SAN FRANCISCO (Legal Newsline) - There’s no need to resolve a brewing fight over more than $800 million in fees from Roundup lawsuits, a federal appeals court ruled, rejecting an attempt by plaintiff lawyers in charge of federal multidistrict litigation to collect fees from cases in state court.
Weitz & Luxenberg and the Miller Law Firm appealed a June 2022 order by U.S. District Judge Vince Chhabria tentatively granting them 8% of any settlements of cases in the MDL as a so-called “common benefit” fee. The lawyers, whom Chhabria appointed co-leads of the federal litigation, wanted a similar percentage of other cases outside the federal court system, but rival lawyers called that an unjustified “money grab.”
Bayer AG has offered more than $11 billion to resolve tens of thousands of lawsuits accusing Roundup of causing non-Hodgkin’s lymphoma, a common cancer, without admitting liability.
The Ninth Circuit declined to decide the fee dispute, ruling that since Judge Chhabria hadn’t issued a final judgment in the case it lacked jurisdiction. Federal appeals court can decide some questions that are ancillary to the case, the three-judge panel said in a Nov. 3 memorandum opinion, but only if substantial rights are at stake and the issue can’t be resolved later on appeal.
In this case, Judge Chhabria “contemplated continued fee litigation” including the total value of the common-benefit fee, which courts can award to lead counsel if their work is seen as helping other plaintiff lawyers win settlements.
There’s no question attorney fees are separate from the merits of the Roundup litigation, the appeals court said. But “the denial of common benefit fees from certain sources of funds does not present a `serious’ or `important’ question implicating rights that would be destroyed absent immediate review,” the appeals court concluded.
The fight over Roundup fees is just one example of how lawyers who frequently control MDLs seek to reap a share of settlements regardless of where cases are filed. In the opioid MDL, hundreds of cities and counties including Harris County, Texas, home to Houston, have asked the Sixth Circuit Court of Appeals to block an order by U.S. District Judge Dan Aaron Polster that could steer billions of dollars in fees to lawyers leading that MDL.

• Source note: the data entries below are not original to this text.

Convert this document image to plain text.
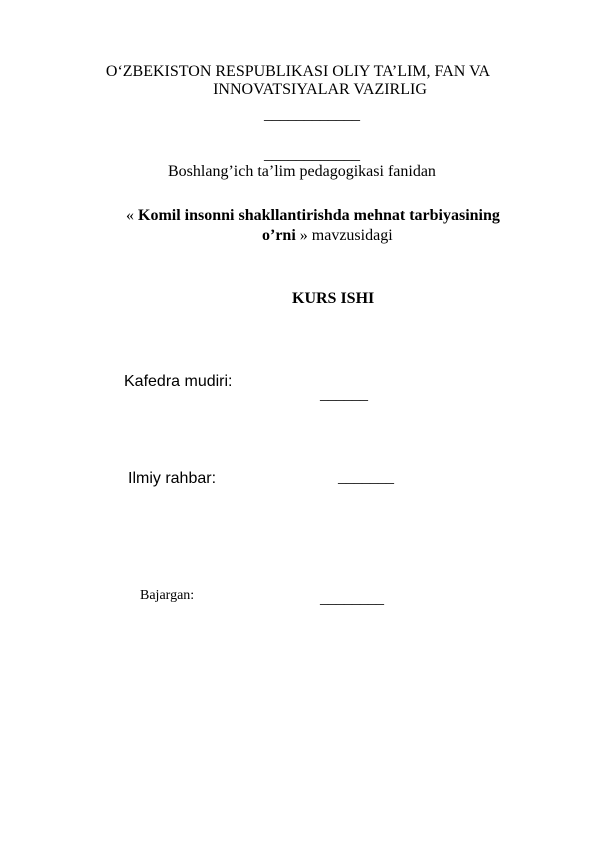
O‘ZBEKISTON RESPUBLIKASI OLIY TA’LIM, FAN VA
INNOVATSIYALAR VAZIRLIG
____________
____________
Boshlang’ich ta’lim pedagogikasi fanidan
« Komil insonni shakllantirishda mehnat tarbiyasining
o’rni » mavzusidagi
KURS ISHI
Kafedra mudiri:
______
Ilmiy rahbar:	_______
Bajargan:	________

Those lawyers, who have already negotiated agreements on behalf of government clients that will reward them with more than $1 billion in fees, argue that Judge Polster’s order doesn’t necessarily mean they can collect fees from state-court cases. The Plaintiffs Executive Committee in the opioid MDL consists of 21 law firms, most of whom frequently lead mass-tort multidistrict litigation, including Motley Rice, Simmons Hanly Conroy, and Farrell & Fuller.
The fee fight in the Roundup litigation pitted Weitz & Luxenberg, also active in opioid cases, against Houston attorney Mark Lanier and Bernstein Leibhard. They argued a court-ordered holdback would reward the lead attorneys with extra fees on top of a premium they negotiated from Bayer for their clients.
Bernstein Leibhard said The Miller Firm was believed to have settled its inventory of 5,000 cases for $849 million, meaning it already earned a $340 million fee at the standard 40%.